Name Description Type Default Required
ansible_virtualenv_path Virtual environment path in which to install Ansible string "/usr/local/ghpc-venv" no
bucket_viewers Additional service accounts or groups, users, and domains to which to grant read-only access to startup-script bucket (leave unset if using default Compute Engine service account) list(string) [] no
configure_ssh_host_patterns If specified, it will automate ssh configuration by:
- Defining a Host block for every element of this variable and setting StrictHostKeyChecking to 'No'.

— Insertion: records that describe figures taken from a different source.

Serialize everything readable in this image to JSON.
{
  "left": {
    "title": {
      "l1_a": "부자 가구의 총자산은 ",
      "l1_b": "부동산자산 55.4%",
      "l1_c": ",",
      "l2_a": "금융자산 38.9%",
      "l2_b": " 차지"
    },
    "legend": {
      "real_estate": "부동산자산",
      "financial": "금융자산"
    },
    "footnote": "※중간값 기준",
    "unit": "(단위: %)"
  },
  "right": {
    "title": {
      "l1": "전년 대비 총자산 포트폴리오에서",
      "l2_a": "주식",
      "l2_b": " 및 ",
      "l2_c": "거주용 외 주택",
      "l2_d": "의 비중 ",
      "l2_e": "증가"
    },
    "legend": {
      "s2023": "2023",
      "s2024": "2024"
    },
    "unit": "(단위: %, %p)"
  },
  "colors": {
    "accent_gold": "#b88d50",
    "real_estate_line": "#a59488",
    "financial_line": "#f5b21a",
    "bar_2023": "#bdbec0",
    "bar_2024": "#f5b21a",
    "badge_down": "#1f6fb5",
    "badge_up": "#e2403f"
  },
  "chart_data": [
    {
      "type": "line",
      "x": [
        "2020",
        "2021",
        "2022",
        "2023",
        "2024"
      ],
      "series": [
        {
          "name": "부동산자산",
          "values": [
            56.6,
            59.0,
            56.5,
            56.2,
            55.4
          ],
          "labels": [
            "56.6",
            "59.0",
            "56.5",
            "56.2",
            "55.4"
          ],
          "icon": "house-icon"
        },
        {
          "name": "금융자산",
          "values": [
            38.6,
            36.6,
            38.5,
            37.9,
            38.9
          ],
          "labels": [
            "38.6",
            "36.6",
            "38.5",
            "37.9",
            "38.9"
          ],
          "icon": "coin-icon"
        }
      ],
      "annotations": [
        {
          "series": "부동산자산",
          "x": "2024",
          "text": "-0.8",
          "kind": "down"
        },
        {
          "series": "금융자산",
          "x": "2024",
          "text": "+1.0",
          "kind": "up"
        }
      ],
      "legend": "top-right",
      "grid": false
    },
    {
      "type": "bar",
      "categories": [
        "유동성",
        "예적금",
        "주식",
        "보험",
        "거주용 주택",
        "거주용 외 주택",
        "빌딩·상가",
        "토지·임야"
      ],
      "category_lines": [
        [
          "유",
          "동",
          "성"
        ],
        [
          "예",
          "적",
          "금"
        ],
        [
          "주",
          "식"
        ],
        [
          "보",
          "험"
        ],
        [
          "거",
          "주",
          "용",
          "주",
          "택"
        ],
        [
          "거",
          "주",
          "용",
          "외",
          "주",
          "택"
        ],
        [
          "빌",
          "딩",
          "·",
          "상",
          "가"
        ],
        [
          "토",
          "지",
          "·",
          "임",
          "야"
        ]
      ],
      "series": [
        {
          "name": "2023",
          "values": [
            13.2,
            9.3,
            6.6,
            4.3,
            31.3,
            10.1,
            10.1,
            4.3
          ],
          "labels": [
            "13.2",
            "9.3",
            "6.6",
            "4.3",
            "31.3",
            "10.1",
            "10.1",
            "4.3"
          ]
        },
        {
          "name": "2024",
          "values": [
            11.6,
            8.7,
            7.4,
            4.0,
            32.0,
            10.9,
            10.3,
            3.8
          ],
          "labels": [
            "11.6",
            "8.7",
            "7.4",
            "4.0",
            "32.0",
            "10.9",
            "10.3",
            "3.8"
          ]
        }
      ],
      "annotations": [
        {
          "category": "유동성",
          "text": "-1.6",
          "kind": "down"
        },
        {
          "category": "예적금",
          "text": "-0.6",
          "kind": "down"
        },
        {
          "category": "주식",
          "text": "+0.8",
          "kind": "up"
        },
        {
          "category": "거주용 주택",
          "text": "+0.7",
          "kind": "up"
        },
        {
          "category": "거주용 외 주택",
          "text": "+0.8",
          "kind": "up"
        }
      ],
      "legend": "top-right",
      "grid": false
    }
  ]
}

Ex: "hpc*", "hpc01*", "ml*"
- The first time users log-in, it will create ssh keys that are added to the authorized keys list
This requires a shared /home filesystem and relies on specifying the right prefix.
list(string) [] no
debug_file Path to an optional local to be written with 'startup_script'. string null no
deployment_name Name of the HPC deployment, used to name GCS bucket for startup scripts. string n/a yes
docker Install and configure Docker
object({
enabled = optional(bool, false)
world_writable = optional(bool, false)
daemon_config = optional(string, "")
})
{
"enabled": false
}
no
enable_docker_world_writable DEPRECATED: use var.docker bool null no
gcs_bucket_path The GCS path for storage bucket and the object, starting with gs://. string null no
http_no_proxy Domains for which to disable http_proxy behavior. Honored only if var.http_proxy is set string ".google.com,.googleapis.com,metadata.google.internal,localhost,127.0.0.1" no
http_proxy Web (http and https) proxy configuration for pip, apt, and yum/dnf and interactive shells string "" no
install_ansible Run Ansible installation script if either set to true or unset and runner of type 'ansible-local' are used. bool null no
install_cloud_ops_agent Warning: Consider using install_stackdriver_agent for better performance. Run Google Ops Agent installation script if set to true. bool false no
install_cloud_rdma_drivers If true, will install and reload Cloud RDMA drivers. Currently only supported on Rocky Linux 8. bool false no
install_docker DEPRECATED: use var.docker. bool null no
install_stackdriver_agent Run Google Stackdriver Agent installation script if set to true. Preferred over ops agent for performance. bool false no
labels Labels for the created GCS bucket. Key-value pairs. map(string) n/a yes
local_ssd_filesystem Create and mount a filesystem from local SSD disks (data will be lost if VMs are powered down without enabling migration); enable by setting mountpoint field to a valid directory path.
object({
fs_type = optional(string, "ext4")
mountpoint = optional(string, "")
permissions = optional(string, "0755")
})
{
"fs_type": "ext4",
"mountpoint": "",
"permissions": "0755"
}
no
prepend_ansible_installer DEPRECATED. Use install_ansible=false to prevent ansible installation. bool null no
project_id Project in which the HPC deployment will be created string n/a yes
region The region to deploy to string n/a yes
runners List of runners to run on remote VM.
Runners can be of type ansible-local, shell or data.
A runner must specify one of 'source' or 'content'.
All runners must specify 'destination'. If 'destination' does not include a
path, it will be copied in a temporary folder and deleted after running.
Runners may also pass 'args', which will be passed as argument to shell runners only.
list(map(string)) [] no

Outputs

Name Description
compute_startup_script script to load and run all runners, as a string value. Targets the inputs for the slurm controller.
controller_startup_script script to load and run all runners, as a string value. Targets the inputs for the slurm controller.
startup_script script to load and run all runners, as a string value.